Wednesday, 23 June 2021

Horizontal on the mountain

After an interesting outing onto the local copper mine recently, I decided to try something a bit more horizontally-polarised for once.

I say 'a bit', because putting up a flat-top dipole is so difficult as to render it entirely impractical for /P deployment.  So, instead, I used a shallow-sloping dipole, cut for the lower end of 14MHz (resonant at just under 14.0MHz in practice).

Nice and warm on the hill.

 

Even putting up a sloping dipole is, though, a lot more hassle than a 1/4 wave vertical, bordering on the impractical.  The string necessary to open-out the dipole arms mean that the extent of the set-up spans something like 15m on each side of the support.  Not so good if in a place where there are a lot of people moving about (EURAO provides 9 million Euro public liability insurance for just 10 Euro annual membership - you would be silly not to take advantage of this important provision).

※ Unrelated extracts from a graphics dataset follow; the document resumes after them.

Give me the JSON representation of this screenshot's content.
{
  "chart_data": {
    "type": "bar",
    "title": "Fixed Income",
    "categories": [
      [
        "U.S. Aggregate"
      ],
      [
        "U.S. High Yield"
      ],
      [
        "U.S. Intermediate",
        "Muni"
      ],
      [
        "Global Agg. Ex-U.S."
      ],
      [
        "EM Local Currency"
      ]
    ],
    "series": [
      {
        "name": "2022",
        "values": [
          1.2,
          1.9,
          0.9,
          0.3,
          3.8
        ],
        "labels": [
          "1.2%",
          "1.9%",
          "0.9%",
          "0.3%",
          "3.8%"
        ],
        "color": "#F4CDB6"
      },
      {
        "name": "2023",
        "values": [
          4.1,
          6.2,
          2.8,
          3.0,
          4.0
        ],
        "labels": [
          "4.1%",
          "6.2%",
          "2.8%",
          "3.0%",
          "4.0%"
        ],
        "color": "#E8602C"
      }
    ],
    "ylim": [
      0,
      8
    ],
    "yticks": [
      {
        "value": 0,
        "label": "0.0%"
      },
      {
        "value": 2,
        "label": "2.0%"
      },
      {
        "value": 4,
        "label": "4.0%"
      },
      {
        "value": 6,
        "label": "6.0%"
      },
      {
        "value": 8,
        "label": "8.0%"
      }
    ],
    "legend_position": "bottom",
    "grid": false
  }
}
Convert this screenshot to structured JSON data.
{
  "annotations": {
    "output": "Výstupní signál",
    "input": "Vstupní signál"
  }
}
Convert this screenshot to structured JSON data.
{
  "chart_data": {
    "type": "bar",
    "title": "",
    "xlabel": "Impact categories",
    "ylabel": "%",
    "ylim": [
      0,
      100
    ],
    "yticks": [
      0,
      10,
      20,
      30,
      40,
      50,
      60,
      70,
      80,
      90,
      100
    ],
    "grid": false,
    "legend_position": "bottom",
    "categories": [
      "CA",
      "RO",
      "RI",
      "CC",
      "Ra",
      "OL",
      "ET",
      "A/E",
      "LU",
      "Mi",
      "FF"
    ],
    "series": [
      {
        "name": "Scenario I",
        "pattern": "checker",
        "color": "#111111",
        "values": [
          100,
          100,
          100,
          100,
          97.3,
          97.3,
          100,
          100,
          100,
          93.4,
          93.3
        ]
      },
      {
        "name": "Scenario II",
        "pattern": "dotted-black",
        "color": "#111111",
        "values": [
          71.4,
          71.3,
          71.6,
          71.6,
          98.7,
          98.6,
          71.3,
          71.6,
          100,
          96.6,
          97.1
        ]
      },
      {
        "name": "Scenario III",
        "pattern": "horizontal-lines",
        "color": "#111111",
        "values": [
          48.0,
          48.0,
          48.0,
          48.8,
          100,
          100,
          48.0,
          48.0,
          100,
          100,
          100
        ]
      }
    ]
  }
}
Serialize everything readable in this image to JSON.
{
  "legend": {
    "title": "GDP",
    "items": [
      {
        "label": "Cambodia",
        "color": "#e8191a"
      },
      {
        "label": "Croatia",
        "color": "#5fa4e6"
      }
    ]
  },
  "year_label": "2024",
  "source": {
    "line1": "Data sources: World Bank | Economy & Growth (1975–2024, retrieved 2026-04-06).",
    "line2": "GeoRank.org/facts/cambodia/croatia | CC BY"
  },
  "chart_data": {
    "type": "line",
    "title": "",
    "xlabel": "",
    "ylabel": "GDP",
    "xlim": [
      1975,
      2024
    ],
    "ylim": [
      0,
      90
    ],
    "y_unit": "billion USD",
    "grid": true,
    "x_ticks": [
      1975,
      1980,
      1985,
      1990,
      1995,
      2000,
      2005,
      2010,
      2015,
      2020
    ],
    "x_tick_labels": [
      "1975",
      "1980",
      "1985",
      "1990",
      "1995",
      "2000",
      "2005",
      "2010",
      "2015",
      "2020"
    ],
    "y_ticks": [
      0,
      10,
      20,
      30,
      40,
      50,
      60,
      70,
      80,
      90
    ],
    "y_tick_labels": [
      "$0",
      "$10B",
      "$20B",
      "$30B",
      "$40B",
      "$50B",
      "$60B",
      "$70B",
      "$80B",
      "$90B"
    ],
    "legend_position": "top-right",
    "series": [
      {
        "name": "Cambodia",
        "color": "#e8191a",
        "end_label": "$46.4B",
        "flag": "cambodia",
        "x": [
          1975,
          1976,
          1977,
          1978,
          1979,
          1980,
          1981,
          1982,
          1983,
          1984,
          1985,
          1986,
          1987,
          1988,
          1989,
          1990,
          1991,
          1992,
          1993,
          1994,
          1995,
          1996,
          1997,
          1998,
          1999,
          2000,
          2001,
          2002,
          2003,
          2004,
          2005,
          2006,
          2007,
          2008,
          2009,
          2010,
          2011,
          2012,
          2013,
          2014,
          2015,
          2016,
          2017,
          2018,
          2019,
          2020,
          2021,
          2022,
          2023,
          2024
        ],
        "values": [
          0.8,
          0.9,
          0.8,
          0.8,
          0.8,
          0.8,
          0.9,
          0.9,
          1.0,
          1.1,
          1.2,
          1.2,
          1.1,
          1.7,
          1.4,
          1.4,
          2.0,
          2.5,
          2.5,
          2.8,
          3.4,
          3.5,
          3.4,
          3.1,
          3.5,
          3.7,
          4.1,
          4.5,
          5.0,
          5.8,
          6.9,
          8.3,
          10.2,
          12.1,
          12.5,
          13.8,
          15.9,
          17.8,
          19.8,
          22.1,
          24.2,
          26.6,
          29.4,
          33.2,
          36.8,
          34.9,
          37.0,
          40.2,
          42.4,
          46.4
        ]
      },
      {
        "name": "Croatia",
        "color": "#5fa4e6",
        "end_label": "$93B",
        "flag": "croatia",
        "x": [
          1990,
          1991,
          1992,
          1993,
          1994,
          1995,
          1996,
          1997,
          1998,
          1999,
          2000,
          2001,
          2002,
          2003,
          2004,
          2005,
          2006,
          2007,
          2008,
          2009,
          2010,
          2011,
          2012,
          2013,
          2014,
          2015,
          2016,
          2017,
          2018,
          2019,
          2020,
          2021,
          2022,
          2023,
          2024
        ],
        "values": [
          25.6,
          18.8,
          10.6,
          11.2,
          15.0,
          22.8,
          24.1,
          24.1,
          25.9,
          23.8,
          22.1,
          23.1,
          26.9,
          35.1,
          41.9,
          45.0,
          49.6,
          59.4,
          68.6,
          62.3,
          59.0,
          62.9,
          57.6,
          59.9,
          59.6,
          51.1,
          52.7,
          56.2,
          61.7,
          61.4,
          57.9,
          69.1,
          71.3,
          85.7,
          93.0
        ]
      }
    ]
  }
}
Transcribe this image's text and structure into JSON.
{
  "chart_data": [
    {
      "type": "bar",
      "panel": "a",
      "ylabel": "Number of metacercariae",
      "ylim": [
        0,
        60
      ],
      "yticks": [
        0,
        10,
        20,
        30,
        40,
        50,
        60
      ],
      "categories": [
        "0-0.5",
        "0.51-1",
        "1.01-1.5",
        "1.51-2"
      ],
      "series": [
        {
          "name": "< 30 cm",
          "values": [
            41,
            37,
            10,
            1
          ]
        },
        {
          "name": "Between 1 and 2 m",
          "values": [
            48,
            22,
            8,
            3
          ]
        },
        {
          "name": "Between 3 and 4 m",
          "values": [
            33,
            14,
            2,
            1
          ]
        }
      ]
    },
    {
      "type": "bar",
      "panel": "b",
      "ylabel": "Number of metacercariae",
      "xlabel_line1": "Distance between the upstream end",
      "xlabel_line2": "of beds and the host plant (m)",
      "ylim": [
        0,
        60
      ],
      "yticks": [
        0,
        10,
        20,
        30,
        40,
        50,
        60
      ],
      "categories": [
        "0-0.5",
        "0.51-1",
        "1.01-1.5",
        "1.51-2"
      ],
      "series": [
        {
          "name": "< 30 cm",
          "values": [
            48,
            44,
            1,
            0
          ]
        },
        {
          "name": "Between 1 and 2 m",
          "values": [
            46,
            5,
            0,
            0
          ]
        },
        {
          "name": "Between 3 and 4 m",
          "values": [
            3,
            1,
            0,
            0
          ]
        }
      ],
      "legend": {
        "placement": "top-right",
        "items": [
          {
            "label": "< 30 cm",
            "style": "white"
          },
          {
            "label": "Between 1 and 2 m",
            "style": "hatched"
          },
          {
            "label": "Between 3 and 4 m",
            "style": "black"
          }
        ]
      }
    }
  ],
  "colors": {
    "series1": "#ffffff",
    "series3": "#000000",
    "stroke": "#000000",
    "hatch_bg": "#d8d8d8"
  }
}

The support itself, a ~9m fibreglass pole, is very wind-prone, and needs a strong base support; in my case, I had to take a 'L' section steel and hammer it into one of the few places on a rocky hill that this can be done.

And then there is the local population of snakes to take into account when dancing around the dense heather!  

After all that trouble, I ran the dipole facing NW/SE, and then N/S on WSPR, comparing to my vertical delta loop, just ~500m away, but lower down the hill.

Results were good.  Out of 11 stations I used for the comparison on receive, no less than 6 (within the dipole beaming direction) were not heard at all by my delta.  It can be implied, from the strength seen at the dipole that did hear those stations, that the difference in signal for some was as high as 20dB; e.g. K5XL was -14dB in the dipole, so not being heard at the loop implies a 20dB difference with a S/N detection limit of ~34dB.  

Of the remaining ones heard, the median enhancement seen by the dipole was +5dB.  

On transmit, six stations in the beaming direction of the dipole produced a median +8.25dB enhancement, relative to the vertical loop.

In the case of both RX and TX, the best enhancements, all in the narrow range of  +10.5 to +13dB, were seen at the longer DX range (typically west coast US/Canada).  Curiously, KFS, in the San Francisco region, heard the dipole 2dB weaker than the vertical delta - the only such example seen. 

The 1/4 wave vertical on the hill, which is infinitely easier and quicker to deploy in the field, yielded an enhancement on received signals of about +9dB, relative to the vertical delta at home.  

View out to sea from slightly further up the hill, on the previous day's outing with a vertical.  Unlike the dipole, the vertical can be easily put up, even on hard rocky ground like this.
 

So it's pretty clear that there is not much point bothering with the considerable hassle of the dipole.   Les Moxon's assertion in his HF Antennas for all Locations book, that an antenna on a hill next to the sea "must" use horizontal polarisation to benefit from ground reflections and so yield the best enhancements, is proven incorrect when we consider overall results.  Of course, there may be exceptions in terms of specific paths to specific stations.